Side-by-Side Comparison
- Cost: Direct insurer (no commission) vs broker (5 to 15% commission) vs insurtech (commission often comparable to broker but offset by lower process cost)
- Speed: Insurtech 3 to 7 days, direct insurer 7 to 14 days, broker 10 to 21 days
- Comparison breadth: Insurtech and broker both multi-insurer; direct is single
- Claims service: All three channels offer similar IRDAI-mandated claim support; broker advocacy and insurtech platform-driven service are the differentiators
- Ongoing support: Broker most hands-on, insurtech most automated, direct insurer most variable
Honest Channel Recommendations
- Early-stage startup (7 to 50 employees): Insurtech platform — fast onboarding, modern UX, multi-insurer comparison, low process overhead
- Mid-market company (50 to 500 employees): Insurtech platform or broker — choose based on whether you value digital experience or human advocacy
- Large enterprise (500 to 5,000 employees): Broker or insurtech with broker-grade service — multi-line programme complexity favours human relationship
- Global enterprise (5,000+ employees): Broker — multi-country coordination and bespoke programme design typically require human expertise
What Matters Beyond Channel Choice
Regardless of channel, the underlying policy is regulated identically. What matters most is:
- The IRDAI-licensed insurer underwriting the policy
- The TPA managing day-to-day claims
- The plan design (sum insured, dependant tier, riders, sub-limits)
- The renewal terms and premium calculation methodology
- The claims infrastructure during real hospitalisation events
How Plum Fits
Plum is an insurtech platform offering group health insurance for Indian companies starting at 7 employees. The platform combines multi-insurer comparison, digital onboarding within 3 to 7 working days, and a unified dashboard for enrolment, claims, and renewals. Plum partners with multiple IRDAI-licensed insurers including ICICI Lombard, HDFC ERGO, Bajaj General Insurance, Star Health, Niva Bupa, and Aditya Birla Health Insurance. Pre-existing conditions are covered from Day 1, the median pre-authorisation TAT is 45 minutes, and claims NPS is 79. The cashless hospital network for any plan depends on the insurer chosen.

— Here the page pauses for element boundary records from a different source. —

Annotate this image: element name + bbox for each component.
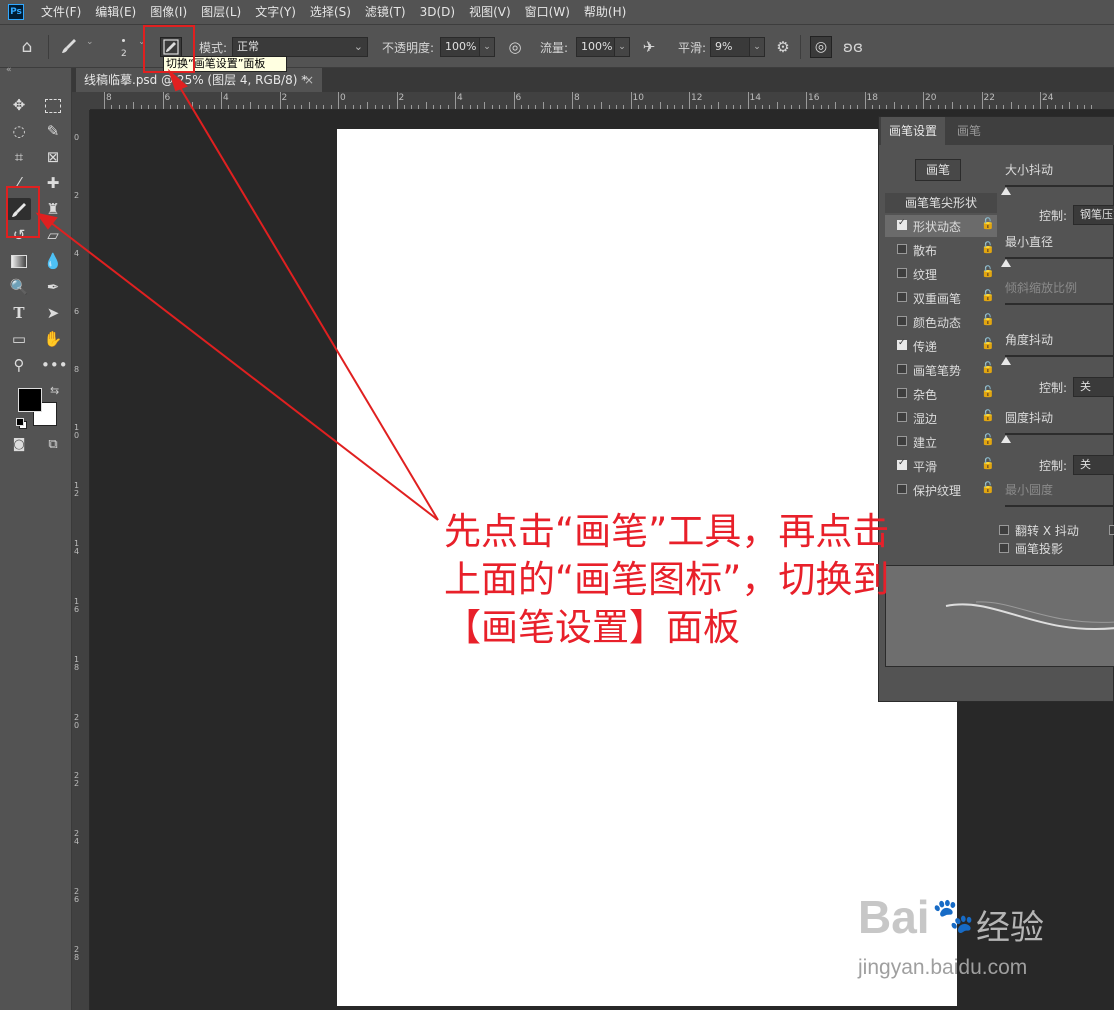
watermark: Bai 🐾 经验 jingyan.baidu.com: [858, 890, 1114, 1000]
watermark-url: jingyan.baidu.com: [858, 956, 1028, 979]
annotation-arrows: [35, 68, 439, 521]
watermark-brand: Bai: [858, 891, 930, 943]
paw-icon: 🐾: [932, 896, 975, 936]
annotation-text: 先点击“画笔”工具，再点击 上面的“画笔图标”，切换到 【画笔设置】面板: [444, 510, 890, 649]
watermark-brand-2: 经验: [976, 908, 1044, 948]
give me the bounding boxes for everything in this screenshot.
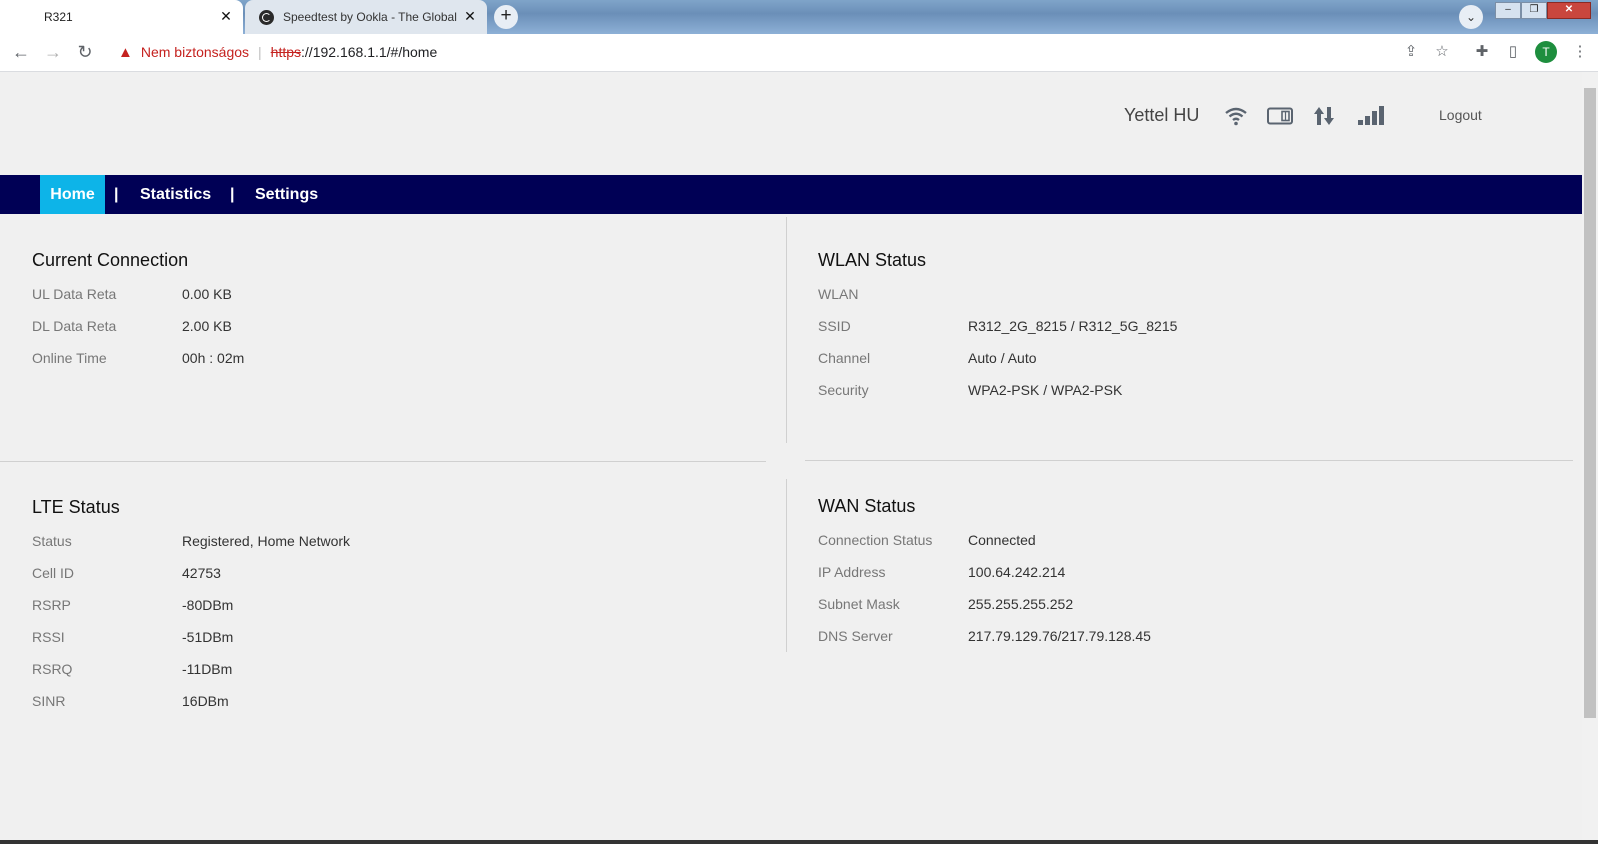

Frequently Asked Questions
Are insurtech platforms cheaper than brokers?
Not necessarily on premium itself — both typically carry commission embedded in the quote. Insurtech platforms tend to have lower total cost of ownership when HR administration time and operational overhead are included.
Can I switch from a broker to an insurtech platform at renewal?
Yes. IRDAI portability rules allow employer switching at renewal with continuity of waiting periods and 60-month moratorium credits. The policy itself transfers; only the buying channel changes.
Is the broker's commission disclosed in the quote?
IRDAI rules require commission disclosure on request. Some brokers are transparent upfront; others embed commission in the premium without explicit breakdown. Ask if not provided.
Do all three channels offer the same insurers?
Most major IRDAI-licensed insurers are accessible through all three channels. Some specialised products (international cover, niche riders) may be available only through specific channels.